Так верно думал он, но не совсем так случилось. В одном он только не ошибся: самолюбие заставляло служить почти всех дворян. Чины еще были в уважении; для получения их смолоду вступали они в службу, привыкали к ней, полегоньку более или менее знакомились с делами и, достигнув зрелых лет, ехали в провинцию облагораживать, украшать своим именем, своим состоянием, своею честностью места председателей, прокуроров и советников. Под старость титул превосходительства ожидал их, как венец на конце с честью пройденного, длинного поприща. Внезапно на нём остановлены они. Сколько было между ними людей умных и способных, которые скорее проживали имения, чем наживались на службе! Мало-помалу, друг за другом, стали они убираться. Кем было замещать во множестве оставляемые ими места? Для занятия их дотоле был необходим соответствующий им чин; но производства не было, и надо было спускаться. Не прошло двух лет, как на места пятого класса, вице-губернаторов и председателей, начали определять надворных советников; на места же советничьи шестого класса стали сажать коллежских секретарей. Бывало, в министерстве не знают, что делать с помощником столоначальника, ни к чему не способным: посылают его советником в губернию. После того можно себе представить, какие люди соглашались оставаться там секретарями и повытчиками. Все места вдруг начали упадать, а чины не возвысились. Напротив, начался против них какой-то заговор, какое-то немое согласие оказывать к ним пренебрежение, которое, время от времени увеличиваясь, в нынешние дни совершенно уничтожило их прежнее значение. Чем малочиновнее был богатый помещик, тем, нарочно, более стали показывать к нему уважения. По тяжбам своим готовы были дворяне давать судьям своим, что было им угодно, только не пускать их в гостиные свои.

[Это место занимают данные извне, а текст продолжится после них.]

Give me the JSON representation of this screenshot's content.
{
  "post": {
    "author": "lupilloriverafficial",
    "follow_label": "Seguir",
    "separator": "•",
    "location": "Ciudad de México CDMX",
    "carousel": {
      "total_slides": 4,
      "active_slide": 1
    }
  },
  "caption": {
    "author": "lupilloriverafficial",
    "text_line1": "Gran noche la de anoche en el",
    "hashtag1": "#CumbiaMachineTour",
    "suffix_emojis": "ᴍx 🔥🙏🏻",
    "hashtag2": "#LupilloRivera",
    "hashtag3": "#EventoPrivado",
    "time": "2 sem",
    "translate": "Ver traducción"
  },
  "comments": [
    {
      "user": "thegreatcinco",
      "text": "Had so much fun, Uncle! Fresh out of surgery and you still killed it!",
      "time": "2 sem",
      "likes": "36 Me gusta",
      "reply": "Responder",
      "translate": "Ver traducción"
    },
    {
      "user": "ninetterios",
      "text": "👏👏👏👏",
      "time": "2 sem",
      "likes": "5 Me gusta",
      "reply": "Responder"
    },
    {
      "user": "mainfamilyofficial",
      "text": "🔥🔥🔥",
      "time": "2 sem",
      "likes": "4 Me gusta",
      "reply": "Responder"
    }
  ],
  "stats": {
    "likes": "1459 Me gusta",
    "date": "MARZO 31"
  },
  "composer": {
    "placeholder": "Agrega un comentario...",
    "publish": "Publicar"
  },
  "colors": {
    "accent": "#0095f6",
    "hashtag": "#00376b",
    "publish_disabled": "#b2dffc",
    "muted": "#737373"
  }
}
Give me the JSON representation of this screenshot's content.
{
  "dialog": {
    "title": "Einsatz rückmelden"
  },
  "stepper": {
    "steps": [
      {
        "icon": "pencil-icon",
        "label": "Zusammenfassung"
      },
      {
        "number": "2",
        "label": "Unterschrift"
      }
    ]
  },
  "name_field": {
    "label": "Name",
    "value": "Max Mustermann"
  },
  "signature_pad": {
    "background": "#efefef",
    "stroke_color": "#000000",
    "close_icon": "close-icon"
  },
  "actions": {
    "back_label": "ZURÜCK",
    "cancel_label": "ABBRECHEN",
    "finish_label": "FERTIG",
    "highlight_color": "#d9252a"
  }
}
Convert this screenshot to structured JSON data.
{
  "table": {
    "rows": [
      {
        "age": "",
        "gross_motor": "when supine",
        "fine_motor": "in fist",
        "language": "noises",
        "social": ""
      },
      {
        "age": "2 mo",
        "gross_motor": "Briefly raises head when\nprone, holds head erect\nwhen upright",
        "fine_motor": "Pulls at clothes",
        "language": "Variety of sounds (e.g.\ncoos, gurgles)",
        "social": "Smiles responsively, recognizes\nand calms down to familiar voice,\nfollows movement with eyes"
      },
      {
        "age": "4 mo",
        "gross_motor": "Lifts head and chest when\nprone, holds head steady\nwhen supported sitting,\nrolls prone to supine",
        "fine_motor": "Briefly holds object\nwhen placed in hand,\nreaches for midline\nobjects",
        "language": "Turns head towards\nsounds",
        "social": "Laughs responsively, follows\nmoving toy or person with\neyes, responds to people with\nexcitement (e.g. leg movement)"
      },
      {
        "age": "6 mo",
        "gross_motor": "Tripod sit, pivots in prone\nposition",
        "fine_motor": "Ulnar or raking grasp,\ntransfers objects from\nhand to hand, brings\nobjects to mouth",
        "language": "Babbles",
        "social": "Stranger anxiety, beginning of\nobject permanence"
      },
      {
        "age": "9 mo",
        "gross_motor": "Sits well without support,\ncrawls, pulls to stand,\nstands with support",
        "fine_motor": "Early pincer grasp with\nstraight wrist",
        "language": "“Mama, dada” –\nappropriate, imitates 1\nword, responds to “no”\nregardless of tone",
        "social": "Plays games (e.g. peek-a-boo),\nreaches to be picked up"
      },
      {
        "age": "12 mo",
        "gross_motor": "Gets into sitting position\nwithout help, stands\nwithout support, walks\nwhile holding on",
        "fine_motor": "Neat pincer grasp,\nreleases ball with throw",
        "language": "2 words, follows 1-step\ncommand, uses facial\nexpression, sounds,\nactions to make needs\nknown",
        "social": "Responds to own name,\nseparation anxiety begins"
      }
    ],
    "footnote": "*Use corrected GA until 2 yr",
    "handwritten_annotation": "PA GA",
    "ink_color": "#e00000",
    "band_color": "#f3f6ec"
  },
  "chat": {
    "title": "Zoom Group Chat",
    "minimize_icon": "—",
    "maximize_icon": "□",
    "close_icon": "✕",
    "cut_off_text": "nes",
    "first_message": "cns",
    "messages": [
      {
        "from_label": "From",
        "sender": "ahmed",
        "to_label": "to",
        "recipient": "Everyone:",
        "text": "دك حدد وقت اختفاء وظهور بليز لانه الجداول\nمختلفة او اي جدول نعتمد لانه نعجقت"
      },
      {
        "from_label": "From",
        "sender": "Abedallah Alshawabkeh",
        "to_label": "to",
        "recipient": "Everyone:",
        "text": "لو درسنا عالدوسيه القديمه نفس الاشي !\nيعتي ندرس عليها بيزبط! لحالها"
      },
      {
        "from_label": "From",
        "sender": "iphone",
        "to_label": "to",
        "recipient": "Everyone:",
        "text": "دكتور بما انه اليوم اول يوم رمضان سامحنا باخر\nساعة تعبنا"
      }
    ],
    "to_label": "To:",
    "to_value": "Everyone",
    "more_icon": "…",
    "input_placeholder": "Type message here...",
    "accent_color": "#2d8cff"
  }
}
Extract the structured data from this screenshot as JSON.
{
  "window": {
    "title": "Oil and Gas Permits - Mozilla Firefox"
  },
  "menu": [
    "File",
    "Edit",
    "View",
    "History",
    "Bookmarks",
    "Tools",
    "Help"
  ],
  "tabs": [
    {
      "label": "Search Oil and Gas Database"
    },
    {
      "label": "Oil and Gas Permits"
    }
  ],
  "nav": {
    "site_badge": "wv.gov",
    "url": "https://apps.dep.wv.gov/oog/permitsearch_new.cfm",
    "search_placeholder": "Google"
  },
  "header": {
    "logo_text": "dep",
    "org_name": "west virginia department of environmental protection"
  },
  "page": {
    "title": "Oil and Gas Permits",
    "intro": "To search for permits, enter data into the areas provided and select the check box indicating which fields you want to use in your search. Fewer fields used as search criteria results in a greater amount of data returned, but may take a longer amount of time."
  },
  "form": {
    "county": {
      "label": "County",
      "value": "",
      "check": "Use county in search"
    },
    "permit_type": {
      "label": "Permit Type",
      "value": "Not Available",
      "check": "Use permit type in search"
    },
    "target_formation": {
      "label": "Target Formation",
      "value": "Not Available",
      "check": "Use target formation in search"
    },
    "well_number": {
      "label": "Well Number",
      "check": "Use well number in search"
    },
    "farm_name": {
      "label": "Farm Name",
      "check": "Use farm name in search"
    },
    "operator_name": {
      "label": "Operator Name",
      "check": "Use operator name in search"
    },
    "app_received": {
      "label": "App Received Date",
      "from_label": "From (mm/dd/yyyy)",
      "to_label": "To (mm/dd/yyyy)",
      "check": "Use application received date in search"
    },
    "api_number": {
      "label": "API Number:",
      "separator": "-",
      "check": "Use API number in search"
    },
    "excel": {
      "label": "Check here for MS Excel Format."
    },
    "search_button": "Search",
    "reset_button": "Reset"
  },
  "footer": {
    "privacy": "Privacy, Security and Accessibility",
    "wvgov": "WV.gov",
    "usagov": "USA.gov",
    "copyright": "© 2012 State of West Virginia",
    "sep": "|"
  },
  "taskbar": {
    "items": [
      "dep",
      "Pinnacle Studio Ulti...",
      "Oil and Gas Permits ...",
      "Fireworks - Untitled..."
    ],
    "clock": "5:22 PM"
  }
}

Оставалось, однако же, в столицах довольно разъяренного честолюбия, чтоб одержимые им, для удовлетворения производимой им нестерпимой жажды, дерзали на всё, даже на посрамление свое. Мы видели людей с седеющими волосами, покупающих книги, будто их изучающих и смело потом идущих в университеты на экзамен, как на торговую казнь. Без тайного у них согласия с экзаменаторами (впрочем, весьма несведущими), не могли б они получить аттестата. Последних надобно было задобрить. Итак, гнусное лихоимство, благодаря Сперанскому, проникло даже в святилища наук. Люди, дотоле известные чистотою правил, бессребреники-профессора, осквернились взятками. Несколько позже, проведав о том, молодые дворяне, желающие вступить в службу, не брали труда ходить слушать лекции, а просто за деньги получали аттестат, открывающий им дорогу к почестям: самый нежный возраст научался действовать подкупом. Лет пять так продолжалось, пока не приняты были меры к пресечению постыдного торга ученостью. Между тем вкусившие от запрещенного плода преподаватели наук бросились туда, где жатва его была обильнее; простившись с докторством и магистерством, они спешили на путь, на котором им одним дозволено было идти быстро и до всего доходить. Сколько людей, обещавших блистать на кафедре, погребло дарования свои в канцеляриях! Университеты и гимназии, сама ученая часть пострадала от чрезвычайных привилегий ей дарованных.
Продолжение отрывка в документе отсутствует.